The Aragon is some 10,000 tons, about 8 years old, & triple clipper rigged abaft her main mizzen top and altogether spruce & dandy. Words entirely fail to describe the luxury with which one finds oneself surrounded, the officers have each a cabin, roomy well ventilated with electric fan, water laid on, wardrobe, settee & I know not what else. Superb baths & bogs adjoin. We mess in a very oriental palace. At present I sit in a superb writing room, oak panelled to the ceiling, with rich divans & settees & rugs from Araby & know not from where else are strewn around with prodigality. We have smoke rooms & lounges, - we have all & morethan we want for our 2 weeks voyage. I suppose it is the ordinary of a transatlantic liner, but I haven't seen it before, & and it impresses one. I fear there will be a bill for me using that will hardly be covered by the 2/- (2 shillings) a day ration allowance tendered by an all wise government. As a matter of fact in Camp so far we have practically lived on our rations alone, & I have been able to save about £5 or £6 a week out of my 17/- a day pay. And now for the open sea, & the salt breeze. If an untimely mine does not pick us off we have the beauties of the Bay to look forward to, & once past Gib, the eyes will strain for a possible attack by the Austrian Navy. We sail all 6 troop ships together, with a naval escort, but I don't know how strong. Wounded are landing here daily they say, & excellent hospital trains distribute them all over the country. They bring round stories of the systematic way in which the Germans polish off our wounded on the field rather than be bothered by them, and men who have these accounts from wounded officers are convinced of the truth.

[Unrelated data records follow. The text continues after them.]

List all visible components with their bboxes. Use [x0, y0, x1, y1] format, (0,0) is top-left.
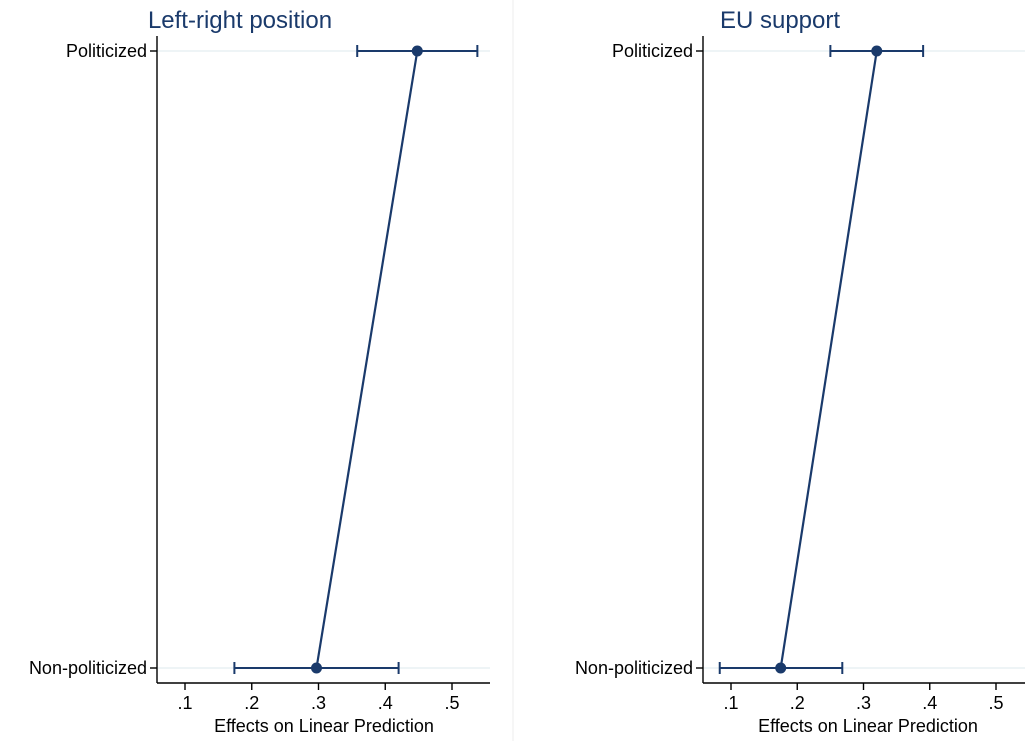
estimate-point [775, 662, 787, 674]
connecting-line [315, 50, 419, 669]
axes [150, 36, 490, 690]
x-tick-label: .3 [856, 693, 871, 713]
connecting-line [779, 50, 878, 669]
x-tick-label: .5 [444, 693, 459, 713]
panel-left-right-position: Left-right position Effects on Linear Pr… [29, 7, 490, 736]
x-tick-label: .1 [177, 693, 192, 713]
panel-eu-support: EU support Effects on Linear Prediction … [575, 7, 1025, 736]
x-tick-label: .5 [988, 693, 1003, 713]
category-label: Politicized [612, 41, 693, 61]
category-label: Non-politicized [29, 658, 147, 678]
estimate-point [871, 45, 883, 57]
grid [157, 50, 490, 669]
marks [718, 45, 925, 674]
estimate-point [411, 45, 423, 57]
axes [696, 36, 1025, 690]
panel-title: Left-right position [148, 7, 332, 34]
panel-title: EU support [720, 7, 840, 34]
x-tick-label: .2 [244, 693, 259, 713]
x-tick-label: .2 [790, 693, 805, 713]
marks [233, 45, 479, 674]
x-tick-label: .4 [922, 693, 937, 713]
estimate-point [310, 662, 322, 674]
x-axis-title: Effects on Linear Prediction [214, 716, 434, 736]
labels: Politicized Non-politicized .1 .2 .3 .4 .5 [29, 41, 460, 713]
labels: Politicized Non-politicized .1 .2 .3 .4 .5 [575, 41, 1004, 713]
category-label: Non-politicized [575, 658, 693, 678]
grid [703, 50, 1025, 669]
x-tick-label: .3 [311, 693, 326, 713]
x-tick-label: .4 [378, 693, 393, 713]
category-label: Politicized [66, 41, 147, 61]
x-tick-label: .1 [723, 693, 738, 713]
x-axis-title: Effects on Linear Prediction [758, 716, 978, 736]
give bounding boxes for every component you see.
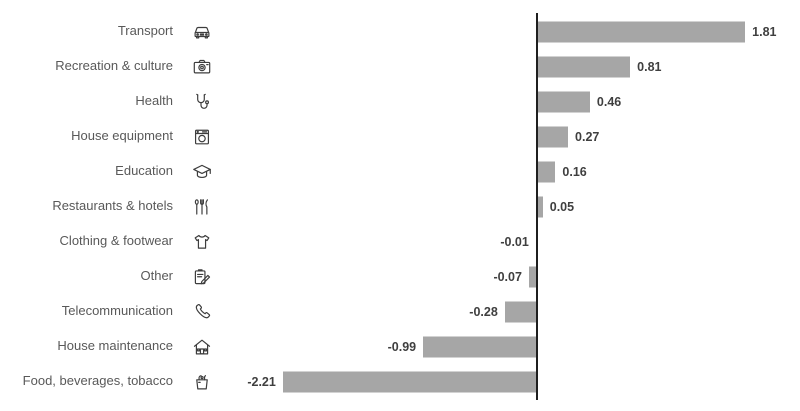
category-label: Food, beverages, tobacco — [22, 373, 173, 389]
bar — [537, 196, 543, 217]
bar-track: 0.27 — [231, 119, 800, 154]
value-label: -0.07 — [493, 269, 522, 284]
category-label: Education — [115, 163, 173, 179]
bar-track: 0.81 — [231, 49, 800, 84]
category-label: Restaurants & hotels — [52, 198, 173, 214]
bar — [528, 266, 537, 287]
cutlery-icon — [173, 196, 231, 218]
bar-track: 0.05 — [231, 189, 800, 224]
chart-row: Clothing & footwear -0.01 — [0, 224, 800, 259]
chart-row: Transport 1.81 — [0, 14, 800, 49]
category-label: Other — [140, 268, 173, 284]
bar-track: 0.16 — [231, 154, 800, 189]
category-label: Telecommunication — [61, 303, 173, 319]
category-label: Health — [135, 93, 173, 109]
bar-track: -0.28 — [231, 294, 800, 329]
bar — [537, 126, 569, 147]
chart-row: Food, beverages, tobacco -2.21 — [0, 364, 800, 399]
graduation-cap-icon — [173, 161, 231, 183]
chart-row: Telecommunication -0.28 — [0, 294, 800, 329]
chart-row: Restaurants & hotels 0.05 — [0, 189, 800, 224]
value-label: -2.21 — [247, 374, 276, 389]
value-label: -0.99 — [387, 339, 417, 354]
chart-row: Health 0.46 — [0, 84, 800, 119]
bar — [423, 336, 537, 357]
value-label: 1.81 — [752, 24, 777, 39]
tshirt-icon — [173, 231, 231, 253]
value-label: 0.27 — [575, 129, 600, 144]
car-icon — [173, 21, 231, 43]
chart-row: House maintenance -0.99 — [0, 329, 800, 364]
bar — [537, 56, 631, 77]
bar — [537, 161, 556, 182]
bar — [504, 301, 537, 322]
value-label: -0.28 — [469, 304, 498, 319]
house-icon — [173, 336, 231, 358]
value-label: 0.16 — [562, 164, 587, 179]
bar-track: -0.01 — [231, 224, 800, 259]
stethoscope-icon — [173, 91, 231, 113]
chart-row: Recreation & culture 0.81 — [0, 49, 800, 84]
category-label: House equipment — [71, 128, 173, 144]
category-label: Transport — [117, 23, 173, 39]
chart-row: Other -0.07 — [0, 259, 800, 294]
chart-row: House equipment 0.27 — [0, 119, 800, 154]
chart-row: Education 0.16 — [0, 154, 800, 189]
category-label: House maintenance — [57, 338, 173, 354]
bar-track: 0.46 — [231, 84, 800, 119]
bar — [537, 91, 590, 112]
zero-axis — [536, 13, 538, 400]
washing-machine-icon — [173, 126, 231, 148]
bar-track: -0.07 — [231, 259, 800, 294]
grocery-bag-icon — [173, 371, 231, 393]
category-label: Clothing & footwear — [59, 233, 173, 249]
value-label: -0.01 — [500, 234, 529, 249]
notepad-pencil-icon — [173, 266, 231, 288]
phone-icon — [173, 301, 231, 323]
bar — [282, 371, 537, 392]
value-label: 0.46 — [596, 94, 622, 109]
bar-track: 1.81 — [231, 14, 800, 49]
category-label: Recreation & culture — [55, 58, 173, 74]
camera-icon — [173, 56, 231, 78]
bar-track: -2.21 — [231, 364, 800, 399]
bar-track: -0.99 — [231, 329, 800, 364]
value-label: 0.81 — [637, 59, 662, 74]
value-label: 0.05 — [549, 199, 575, 214]
bar — [537, 21, 746, 42]
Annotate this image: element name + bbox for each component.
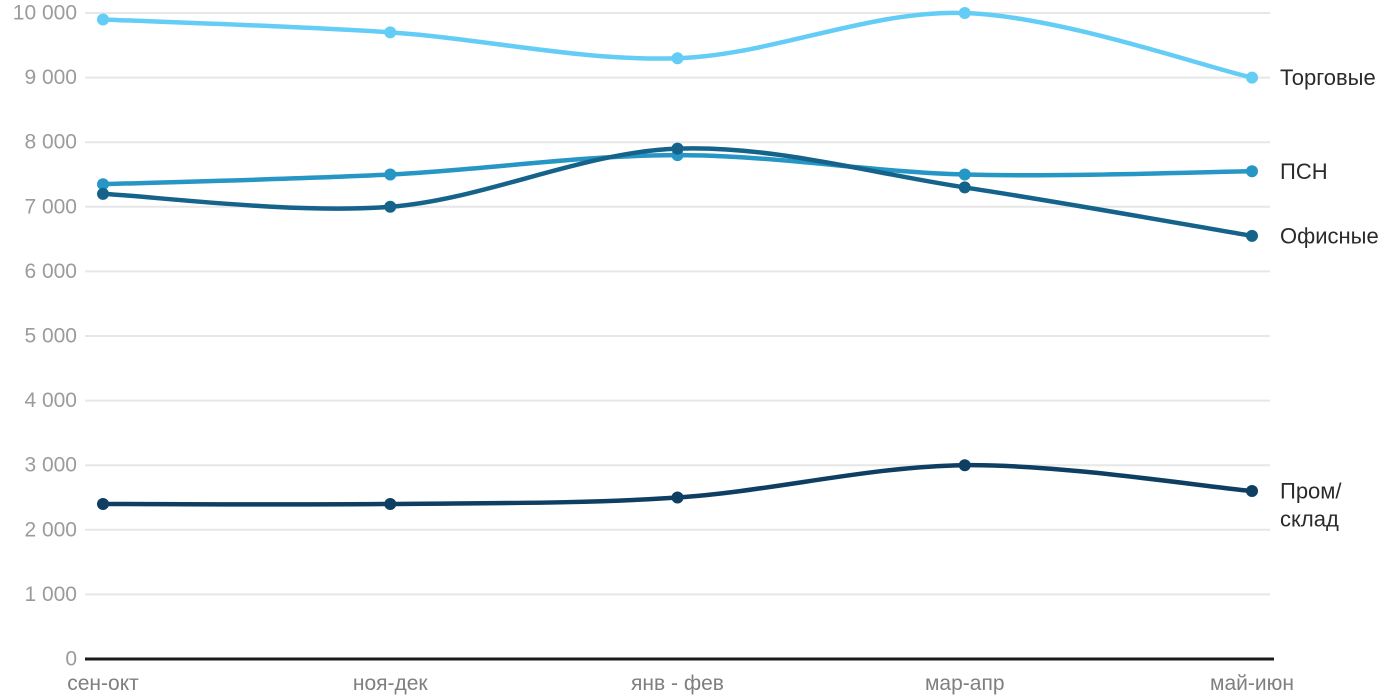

It is hard to believe that the kind natives of the Shwarzwald can be turned into such devils. A Captain on a hospital train told me they had wiped out one of our field ambulances in France or Belgium. Have you had any news of January. Let me know as you love me, & whether you have or not decided. remarks of some sort to

Lieut J.M.

C section, 1st E Lancs Field Ambulance, RAMC, Egypt, which is my official address

How many of us will get back to England & in what condition is an interesting but profitless speculation. Let us only dwell on the fact that life is good & interesting, & we are a merry party. The people it really hits are one's people at home, & the ????, but they are all unanimous in approval of the step I'm glad to say,

I love you well,


I'm afraid Easter will be off for the wedding unless peace is declared before Xmas which seems unlikely."